Categorize a datetime interval based on other datetime interval and put values on columns

I'm dealing with a hard challenge and I don't know how to solve it.
I have a dataframe like this:
Product_Name Start_Time End_Time
Product X 2021-10-20 20:32:00 2021-10-21 03:50:00
Product Y 2021-10-21 11:50:00 2021-10-21 16:00:00
Product Z 2022-01-11 20:10:00 2022-01-12 15:30:00
And I have 3 range time and a category for each one:
A: 05:01 to 14:00
B: 14:01 to 22:00
C: 22:01 to 05:00
What I want to do is calculate how much decimal hours each category (A,B and C) have based on "Start_Time" and "End_Time", reaching some like this:
Product_Name Start_Time End_Time A B C
Product X 2021-10-20 20:30:00 2021-10-21 03:50:00 0.00 1.50 5.82
Product Y 2021-10-21 11:50:00 2021-10-21 16:00:00 2.17 1.98 0.00
Product Z 2022-01-11 20:10:00 2022-01-12 15:30:00 8.98 3.31 6.98
Could you guys help me how to do it?
I'm a really beginner in python, pandas etc, and when I wrote the post first time I really had no ideia how to even start to code it.
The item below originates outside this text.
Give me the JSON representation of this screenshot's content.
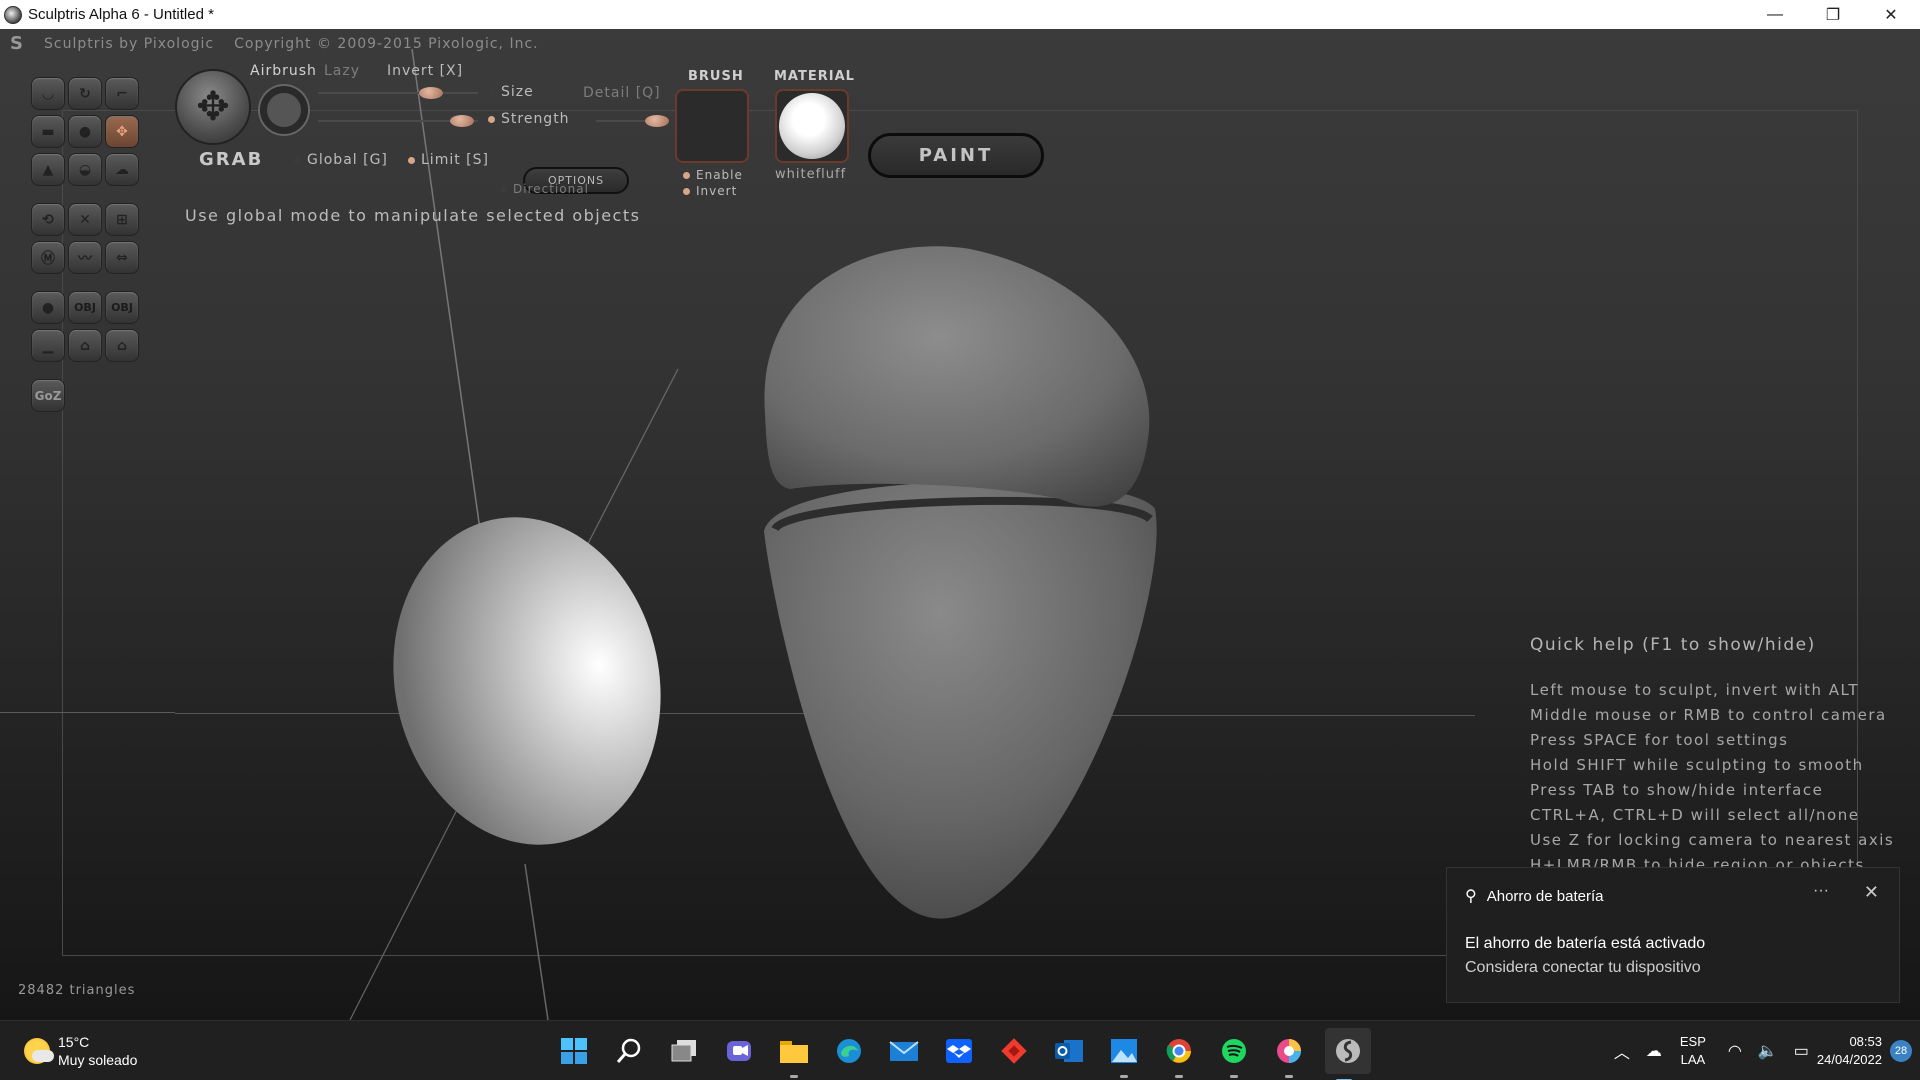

So I start to think in something and I get this code, I'm sure it's not right, but I think it's a start of something:
start_a = 05:01:00
end_a = 14:00:00
start_b = 14:01:00
end_b = 22:00:00
start_c = 22:01:00
end_c = 05:00:00
if df['Start_Time'] > start_a and df['End_Time'] < end_a:
df['A'] = ( df['End_Time'] - start_a ) - ( end_a - df['Start_Time'] )
else:
df['A'] = 0
if df['Start_Time'] > start_b and df['End_Time'] < end_b:
df['B'] = ( df['End_Time'] - start_b ) - ( end_b - df['Start_Time'] )
else:
df['B'] = 0
if df['Start_Time'] > start_c and df['End_Time'] < end_c:
df['C'] = ( df['End_Time'] - start_c ) - ( end_c - df['Start_Time'] )
else:
df['C'] = 0
Your problem is a lot harder than I thought. One thing that has to be noticed is that the Start_Time and End_Time can have different dates. Furthermore, category C spans over two days. Both of these facts make the code a little bit complicated, but it seems to work.
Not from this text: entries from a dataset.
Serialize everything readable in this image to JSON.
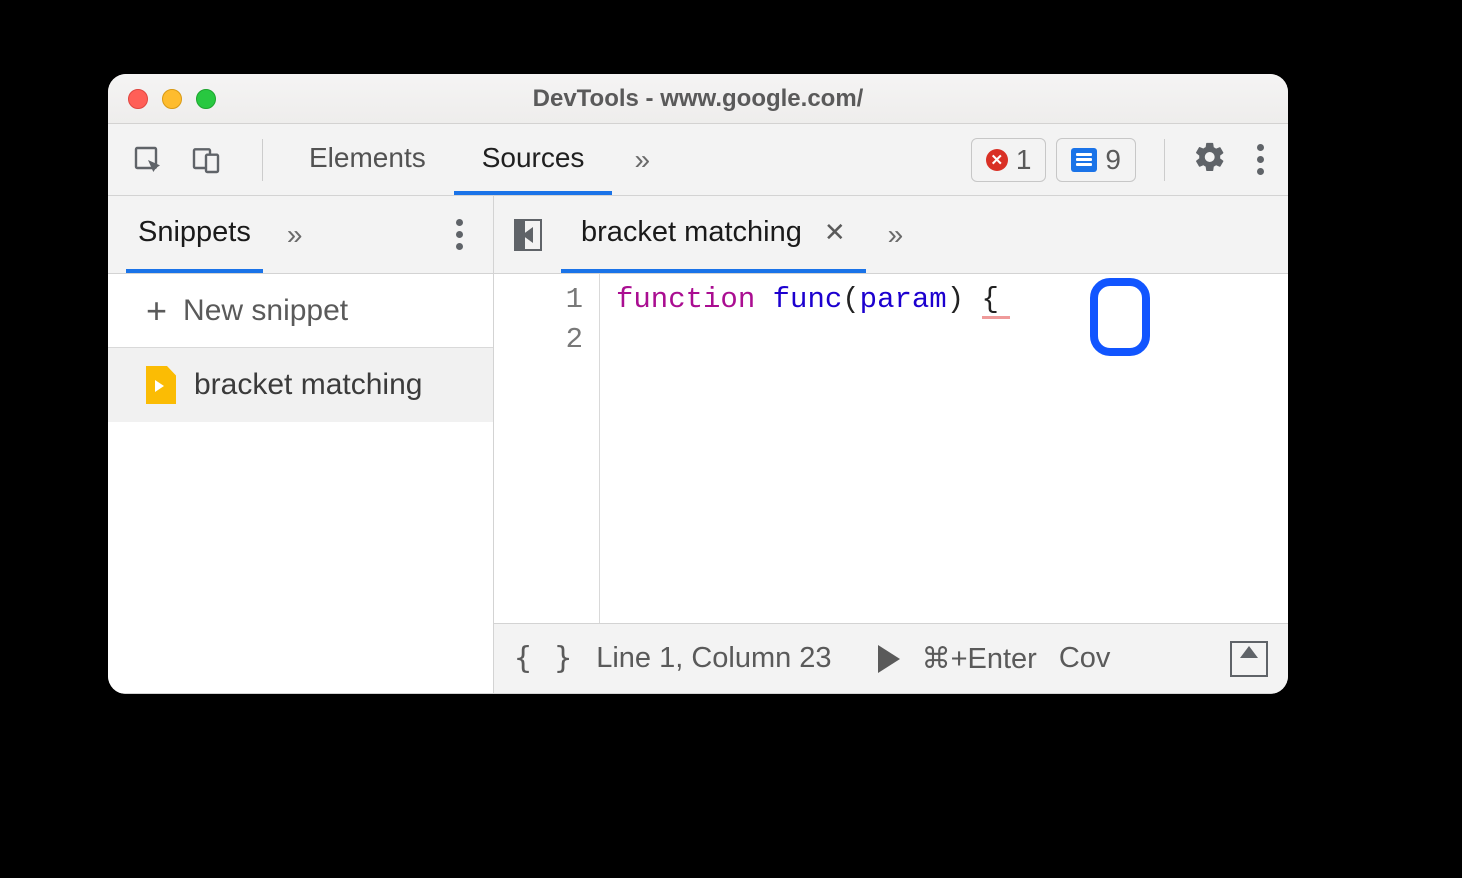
{
  "window_title": "DevTools - www.google.com/",
  "toolbar": {
    "tabs": [
      "Elements",
      "Sources"
    ],
    "active_tab_index": 1,
    "error_count": "1",
    "message_count": "9"
  },
  "left": {
    "tab_label": "Snippets",
    "new_snippet_label": "New snippet",
    "items": [
      "bracket matching"
    ]
  },
  "editor": {
    "open_file": "bracket matching",
    "lines": [
      "1",
      "2"
    ],
    "tokens": {
      "keyword": "function",
      "space1": " ",
      "funcname": "func",
      "open_paren": "(",
      "param": "param",
      "close_paren": ")",
      "space2": " ",
      "brace": "{"
    }
  },
  "status": {
    "format_braces": "{ }",
    "position": "Line 1, Column 23",
    "run_shortcut": "⌘+Enter",
    "coverage_trunc": "Cov"
  }
}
First, the setup for your problem. I created your data frame and created the variables. Important is that these structures have the correct data types.
import pandas as pd
from io import StringIO
from datetime import datetime, time, date, timedelta
# Create your data frame
data = StringIO("""Product_Name Start_Time End_Time
Product X 2021-10-20 20:32:00 2021-10-21 03:50:00
Product Y 2021-10-21 11:50:00 2021-10-21 16:00:00
Product Z 2022-01-11 20:10:00 2022-01-12 15:30:00""")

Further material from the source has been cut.